The reversal of sensible criminal justice reform doesn’t stop there. Under Mr. Trump, the Justice Department has pulled back from his predecessor’s investigations of police abuse and misconduct; resumed the use of private, for-profit prisons; and stopped granting commutations to low-level drug offenders who have spent years or decades behind bars.

Meanwhile, Mr. Sessions, who as a senator was one of the most reliable roadblocks to long-overdue federal sentencing reform, is still throwing wrenches into the works as Congress inches toward a bipartisan deal. Mr. Sessions called the Sentencing Reform and Corrections Act, a sweeping bill that would reduce some mandatory-minimum sentences, and that cleared the Senate Judiciary Committee on Thursday, a “grave error.” That earned him a rebuke from the committee’s chairman, Senator Charles Grassley, who pointed out that the attorney general is tasked with enforcing the laws, not writing them. “If General Sessions wanted to be involved in marking up this legislation, maybe he should have quit his job and run for the Republican Senate seat in Alabama,” Mr. Grassley said.

Mr. Grassley is no one’s idea of a justice reformer, but he supports the bill because, he said, it “strikes the right balance of improving public safety and ensuring fairness in the criminal justice system.”

So what has this administration done right? The list is short and uninspiring.
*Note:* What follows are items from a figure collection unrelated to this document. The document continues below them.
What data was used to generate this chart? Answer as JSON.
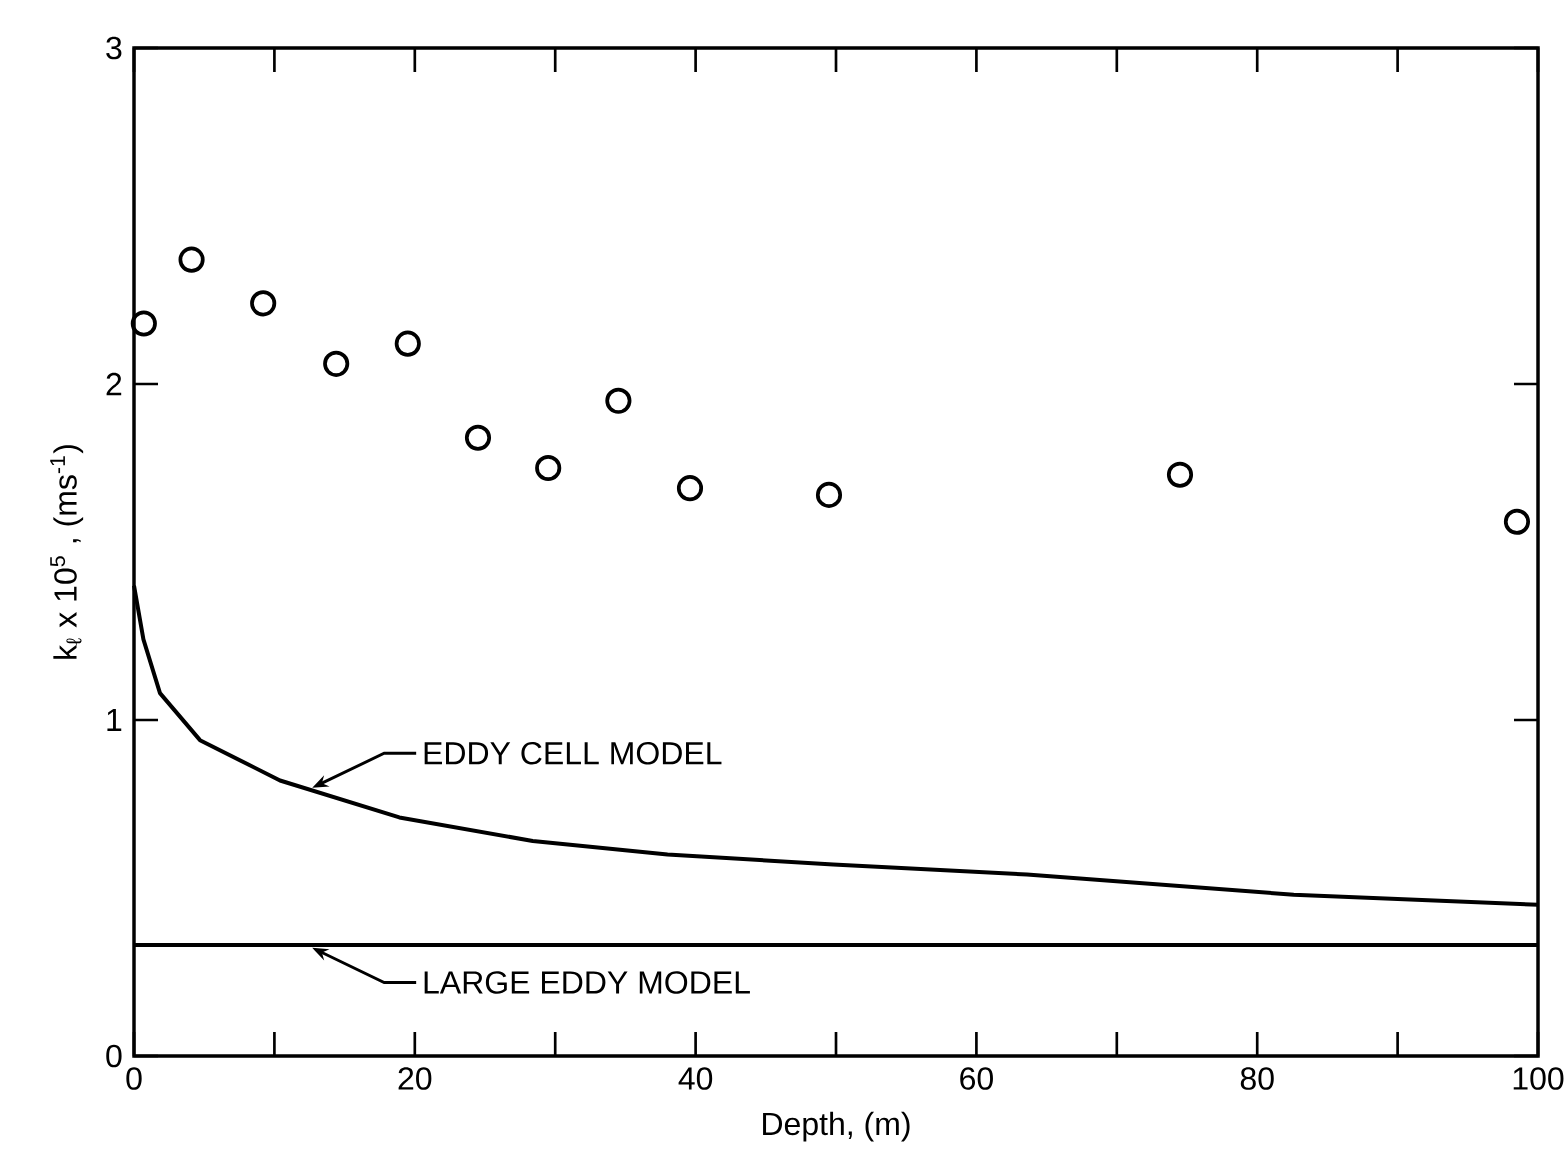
{
  "chart_data": {
    "type": "line",
    "xlabel": "Depth, (m)",
    "ylabel": "k$_{ℓ}$ x 10$^{5}$ , (ms$^{-1}$)",
    "xlim": [
      0,
      100
    ],
    "ylim": [
      0,
      3
    ],
    "xticks": [
      0,
      {
        "value": 10,
        "label": null
      },
      20,
      {
        "value": 30,
        "label": null
      },
      40,
      {
        "value": 50,
        "label": null
      },
      60,
      {
        "value": 70,
        "label": null
      },
      80,
      {
        "value": 90,
        "label": null
      },
      100
    ],
    "yticks": [
      0,
      1,
      2,
      3
    ],
    "series": [
      {
        "type": "scatter",
        "marker": "circle",
        "color": "#000000",
        "x": [
          0.7,
          4.1,
          9.2,
          14.4,
          19.5,
          24.5,
          29.5,
          34.5,
          39.6,
          49.5,
          74.5,
          98.5
        ],
        "values": [
          2.18,
          2.37,
          2.24,
          2.06,
          2.12,
          1.84,
          1.75,
          1.95,
          1.69,
          1.67,
          1.73,
          1.59
        ]
      },
      {
        "line_style": "solid",
        "color": "#000000",
        "x": [
          0,
          0.67,
          1.85,
          4.7,
          10.4,
          18.9,
          28.4,
          38,
          49.8,
          63.6,
          82.6,
          100
        ],
        "values": [
          1.4,
          1.24,
          1.08,
          0.94,
          0.82,
          0.71,
          0.64,
          0.6,
          0.57,
          0.54,
          0.48,
          0.45
        ]
      },
      {
        "line_style": "solid",
        "color": "#000000",
        "x": [
          0,
          100
        ],
        "values": [
          0.33,
          0.33
        ]
      }
    ],
    "annotations": [
      {
        "text": "EDDY CELL MODEL",
        "x": 12.5,
        "y": 0.79
      },
      {
        "text": "LARGE EDDY MODEL",
        "x": 12.5,
        "y": 0.33
      }
    ]
  }
}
In October, Mr. Trump declared the epidemic of opioid abuse a national emergency, which could be a good step toward addressing it — but he’s since done almost nothing to combat a crisis that killed more than 64,000 Americans in 2016.
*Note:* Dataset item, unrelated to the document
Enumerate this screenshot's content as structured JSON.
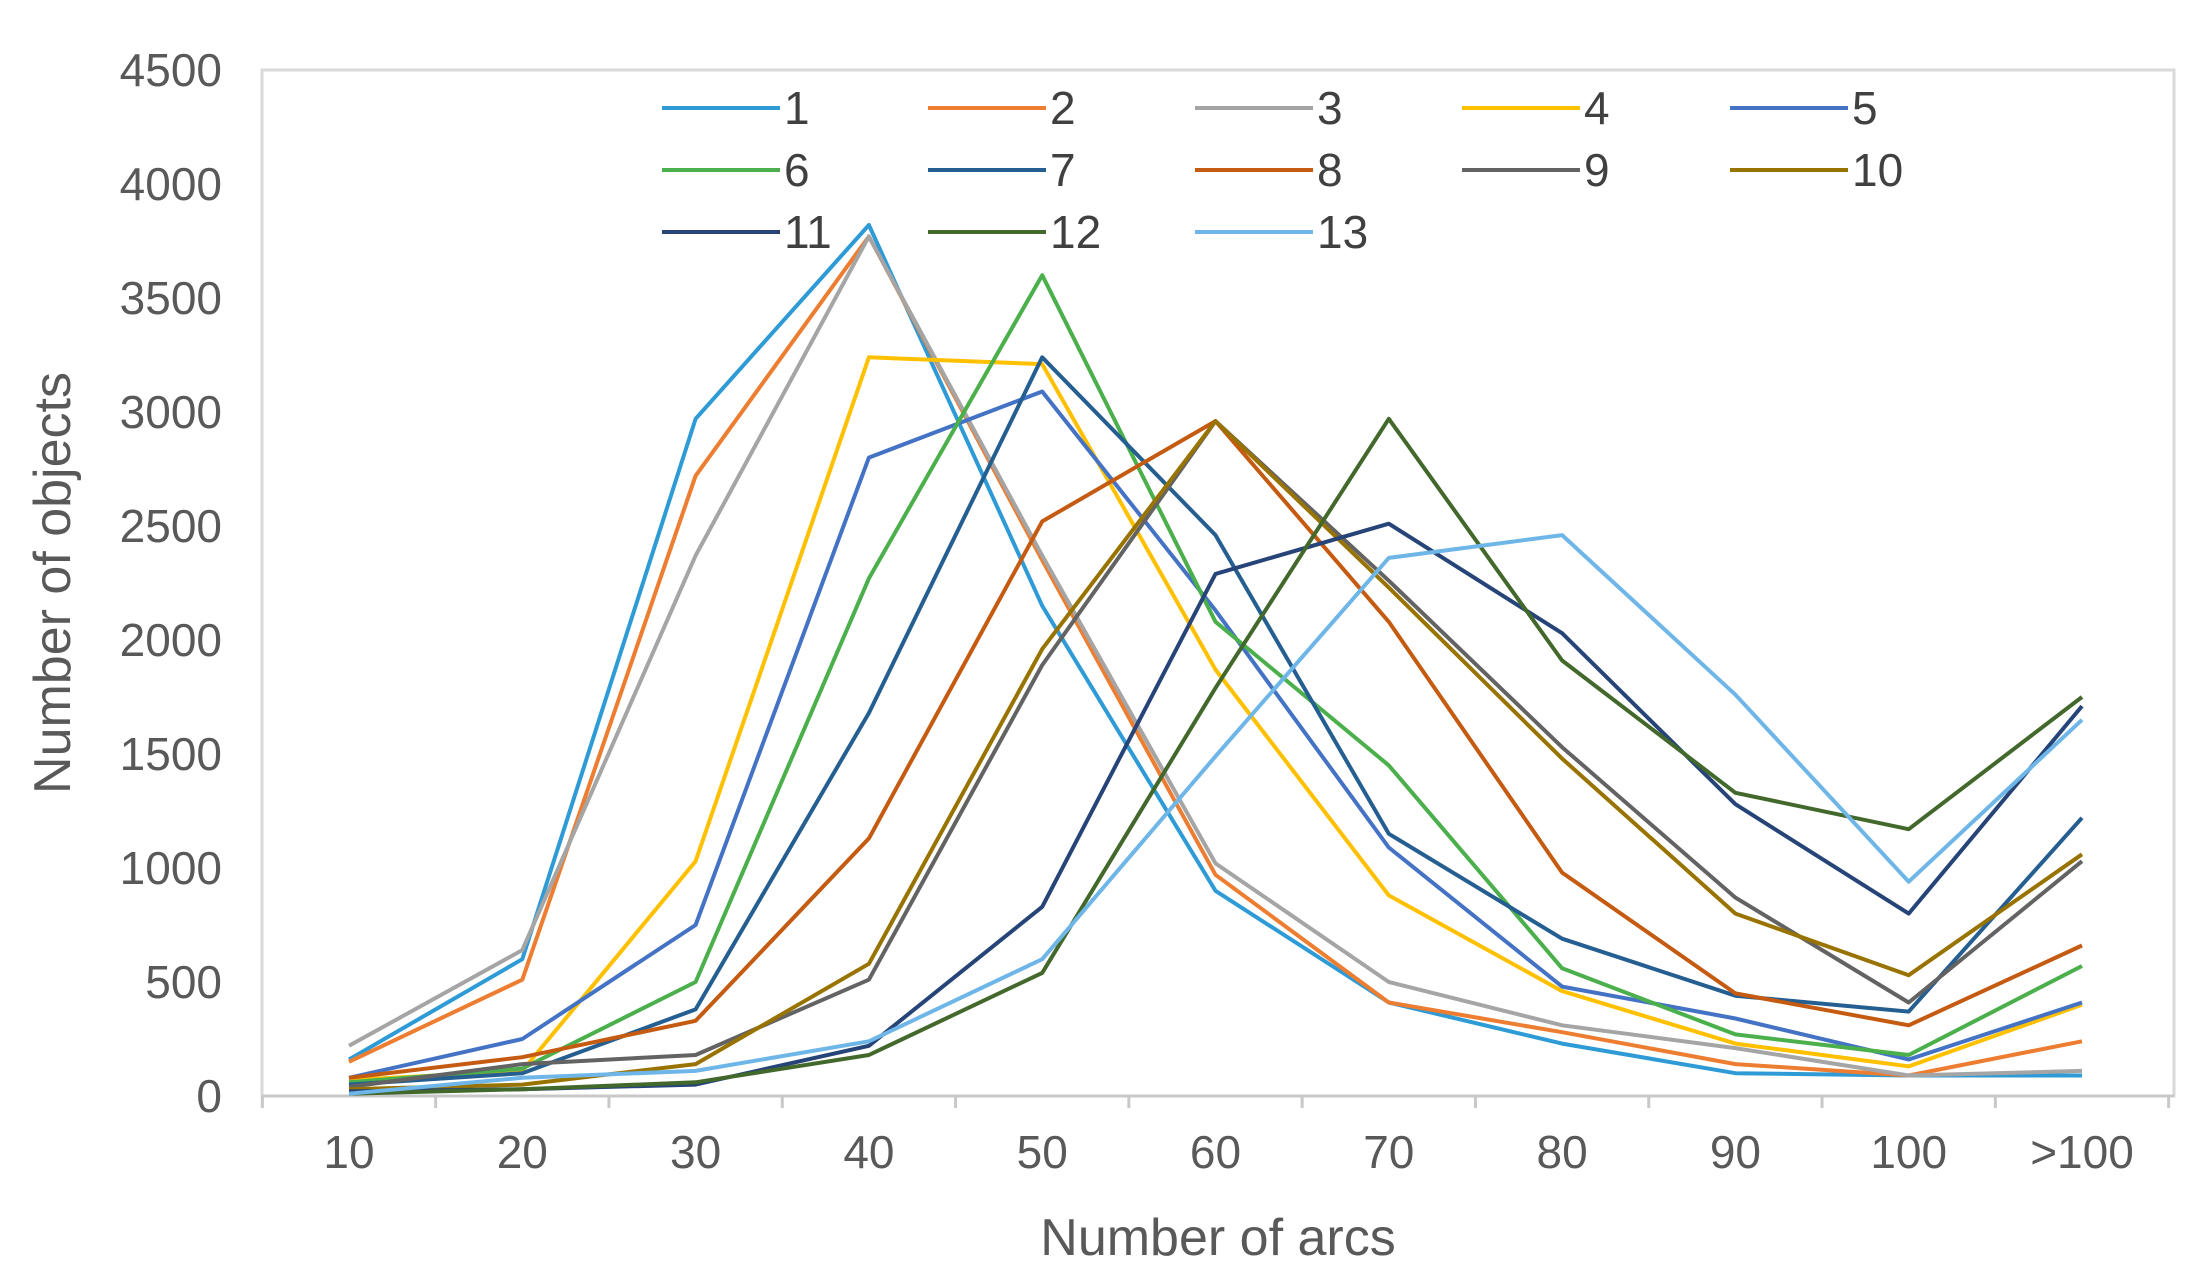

In his State of the Union address last month, Mr. Trump promised to “embark on reforming our prisons to help former inmates who have served their time get a second chance.” It’s great if he really means that, but it’s hard to square his assurance with his own attorney general’s opposition to a bill that includes recidivism-reduction programs intended to achieve precisely this goal.

Perhaps the most insidious part of the Trump administration’s approach to criminal justice lies in its efforts to link crime to its broader crackdown on immigration. In a speech last month, Mr. Sessions said undocumented immigrants are far more likely than American citizens to commit crimes, a claim he found in a paper by John Lott, the disreputable economist best known for misusing statistics to suit his own ideological ends. In this case, it appears Mr. Lott misread his own data, which came from Arizona and in fact showed the opposite of what he claimed: Undocumented immigrants commit fewer crimes than citizens, as the vast majority of research on the topic has found.
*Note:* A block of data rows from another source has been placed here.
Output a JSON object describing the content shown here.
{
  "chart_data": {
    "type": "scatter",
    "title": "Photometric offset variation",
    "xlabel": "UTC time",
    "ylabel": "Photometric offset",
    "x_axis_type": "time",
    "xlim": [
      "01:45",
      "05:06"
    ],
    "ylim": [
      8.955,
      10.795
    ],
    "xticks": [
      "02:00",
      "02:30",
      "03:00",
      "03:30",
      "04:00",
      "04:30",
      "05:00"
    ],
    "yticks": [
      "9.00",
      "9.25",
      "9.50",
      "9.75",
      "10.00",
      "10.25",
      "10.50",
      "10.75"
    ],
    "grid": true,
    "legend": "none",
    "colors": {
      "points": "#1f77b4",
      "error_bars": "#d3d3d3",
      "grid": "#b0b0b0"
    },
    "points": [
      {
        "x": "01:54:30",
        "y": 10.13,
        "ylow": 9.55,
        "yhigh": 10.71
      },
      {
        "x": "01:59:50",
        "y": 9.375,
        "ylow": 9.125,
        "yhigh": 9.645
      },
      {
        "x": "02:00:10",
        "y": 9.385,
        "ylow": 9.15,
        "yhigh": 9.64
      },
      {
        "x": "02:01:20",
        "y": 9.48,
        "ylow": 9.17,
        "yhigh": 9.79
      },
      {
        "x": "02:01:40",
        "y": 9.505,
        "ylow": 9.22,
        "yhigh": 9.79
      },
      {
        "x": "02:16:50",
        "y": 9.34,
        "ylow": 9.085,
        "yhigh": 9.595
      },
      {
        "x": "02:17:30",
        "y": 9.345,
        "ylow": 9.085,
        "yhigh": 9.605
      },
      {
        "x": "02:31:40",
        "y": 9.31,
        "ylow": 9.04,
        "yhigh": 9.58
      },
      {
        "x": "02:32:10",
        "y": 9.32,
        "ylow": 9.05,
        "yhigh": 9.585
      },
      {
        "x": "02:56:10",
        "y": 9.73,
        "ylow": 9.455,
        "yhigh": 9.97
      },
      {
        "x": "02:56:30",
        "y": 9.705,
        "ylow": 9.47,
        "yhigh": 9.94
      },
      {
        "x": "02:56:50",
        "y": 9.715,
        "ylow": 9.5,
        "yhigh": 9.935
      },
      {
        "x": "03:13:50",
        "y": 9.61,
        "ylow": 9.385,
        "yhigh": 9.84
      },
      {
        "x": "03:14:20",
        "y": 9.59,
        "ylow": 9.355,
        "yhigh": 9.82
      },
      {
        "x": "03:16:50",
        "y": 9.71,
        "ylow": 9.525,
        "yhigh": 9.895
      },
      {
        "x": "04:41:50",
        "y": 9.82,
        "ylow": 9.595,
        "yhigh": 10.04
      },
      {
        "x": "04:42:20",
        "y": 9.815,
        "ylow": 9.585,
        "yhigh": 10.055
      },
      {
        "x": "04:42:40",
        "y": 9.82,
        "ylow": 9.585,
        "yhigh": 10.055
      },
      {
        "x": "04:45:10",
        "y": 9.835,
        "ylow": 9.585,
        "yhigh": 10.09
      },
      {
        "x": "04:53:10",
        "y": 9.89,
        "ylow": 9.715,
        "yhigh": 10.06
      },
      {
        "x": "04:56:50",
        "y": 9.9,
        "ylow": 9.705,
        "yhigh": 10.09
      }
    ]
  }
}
But no matter; Mr. Trump and Mr. Sessions don’t need facts to run their anti-immigrant agenda, which has already resulted in more than double the number of arrests of immigrants with no criminal convictions as in 2016, as the Brennan Center report noted. Soon after taking office, Mr. Trump issued an executive order cutting off federal funding to so-called sanctuary cities, jurisdictions that refuse to cooperate with federal immigration officials. A federal judge blocked the order in November for violating the Constitution.

The rhetoric from the White House and the Justice Department has emboldened some state and local officials to talk tougher, even if just as ignorantly, about crime. The good news is that it’s not working as well anymore. In Virginia’s race for governor last fall, the Republican candidate, Ed Gillespie, attacked his opponent, Ralph Northam, with ads blaming him for violence by the MS-13 gang.

It was a despicable stunt, its fear mongering recalling the racist but effective Willie Horton ad that George H. W. Bush ran on in his successful 1988 presidential campaign. Thankfully, Virginia’s voters overwhelmingly rejected Mr. Gillespie, another sign that criminal justice reform is an issue with strong support across the political spectrum. In the era of Donald Trump, candidates of both parties should be proud to run as reformers — but particularly Democrats, who can cast the issue not only as a central component of a broader progressive agenda, but as yet another example of just how out of touch with the country Mr. Trump and his administration are."